Whilst increased protectionism is likely to damage the profits of UK businesses that trade internationally, it is not inevitable that it will do so. For example, there are some strategies available that might enable those businesses to “avoid” protectionism. In the case of tariffs and quotas, these tend to be applied to products that are imported. So, a response might be to set up an operation in the country concerned, producing locally and thereby avoiding the tariffs or quotas. An alternative might be to partner (e.g. through a joint venture) licensing them to produce locally. Of course, these strategies are likely to involve much higher risk than simple exporting, requiring more investment and management time. A business would have to judge whether the negative effect of protectionism on profits is worth avoiding compared with the risks and rewards of operating directly in the target market.
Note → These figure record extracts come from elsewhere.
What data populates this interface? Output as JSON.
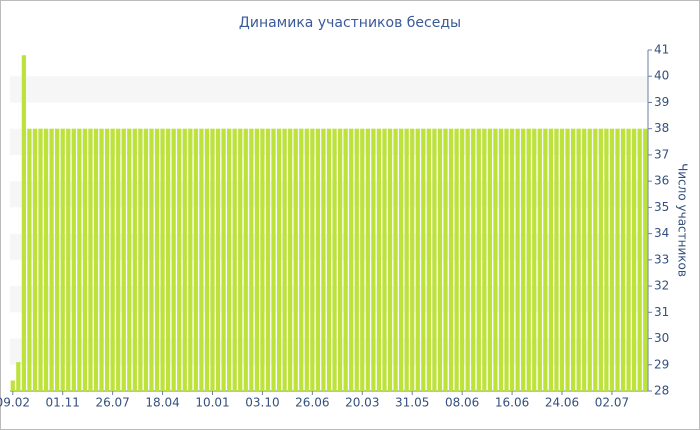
{
  "chart_data": {
    "type": "bar",
    "title": "Динамика участников беседы",
    "y_label": "Число участников",
    "categories": [
      "09.02",
      null,
      null,
      null,
      null,
      null,
      null,
      null,
      null,
      "01.11",
      null,
      null,
      null,
      null,
      null,
      null,
      null,
      null,
      "26.07",
      null,
      null,
      null,
      null,
      null,
      null,
      null,
      null,
      "18.04",
      null,
      null,
      null,
      null,
      null,
      null,
      null,
      null,
      "10.01",
      null,
      null,
      null,
      null,
      null,
      null,
      null,
      null,
      "03.10",
      null,
      null,
      null,
      null,
      null,
      null,
      null,
      null,
      "26.06",
      null,
      null,
      null,
      null,
      null,
      null,
      null,
      null,
      "20.03",
      null,
      null,
      null,
      null,
      null,
      null,
      null,
      null,
      "31.05",
      null,
      null,
      null,
      null,
      null,
      null,
      null,
      null,
      "08.06",
      null,
      null,
      null,
      null,
      null,
      null,
      null,
      null,
      "16.06",
      null,
      null,
      null,
      null,
      null,
      null,
      null,
      null,
      "24.06",
      null,
      null,
      null,
      null,
      null,
      null,
      null,
      null,
      "02.07",
      null,
      null,
      null,
      null,
      null,
      null
    ],
    "values": [
      28.4,
      29.1,
      40.8,
      38,
      38,
      38,
      38,
      38,
      38,
      38,
      38,
      38,
      38,
      38,
      38,
      38,
      38,
      38,
      38,
      38,
      38,
      38,
      38,
      38,
      38,
      38,
      38,
      38,
      38,
      38,
      38,
      38,
      38,
      38,
      38,
      38,
      38,
      38,
      38,
      38,
      38,
      38,
      38,
      38,
      38,
      38,
      38,
      38,
      38,
      38,
      38,
      38,
      38,
      38,
      38,
      38,
      38,
      38,
      38,
      38,
      38,
      38,
      38,
      38,
      38,
      38,
      38,
      38,
      38,
      38,
      38,
      38,
      38,
      38,
      38,
      38,
      38,
      38,
      38,
      38,
      38,
      38,
      38,
      38,
      38,
      38,
      38,
      38,
      38,
      38,
      38,
      38,
      38,
      38,
      38,
      38,
      38,
      38,
      38,
      38,
      38,
      38,
      38,
      38,
      38,
      38,
      38,
      38,
      38,
      38,
      38,
      38,
      38,
      38,
      38
    ],
    "color": "#bde23a",
    "ylim": [
      28,
      41
    ],
    "yticks": [
      28,
      29,
      30,
      31,
      32,
      33,
      34,
      35,
      36,
      37,
      38,
      39,
      40,
      41
    ],
    "y_axis_side": "right",
    "grid": true
  }
}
Protectionism is also designed to support and encourage new domestic businesses to grow, so a UK business might find that operating locally means it is facing a different and tougher competitive environment there. Another reason why profits of UK businesses might not fall is if the UK government (or EU whilst the UK is still a member) retaliates with its own protectionist measures. For example, if the UK/EU imposed policies that made it harder for competitors from emerging economies like China to import into the UK, then UK businesses might enjoy the benefits of protectionism with fewer imported product competing for their share of UK demand.

So, with protectionism, the position is usually complex and the effects on business profits uncertain. On balance, it is reasonable to expect that, to a large extent, UK businesses that trade internationally will suffer from greater protectionism in their overseas markets, since that is what protectionism is designed to do. If sales to those countries fall, it is hard to imagine profits not falling too, assuming that international sales actually make a contribution. As argued above, there are steps that UK businesses could take to reduce and possibly eliminate the effect on profits, though there are few easy solutions. The overall effect on profits, and how long it lasts, will depend to a large extent on the importance of international trade to different UK businesses and industries.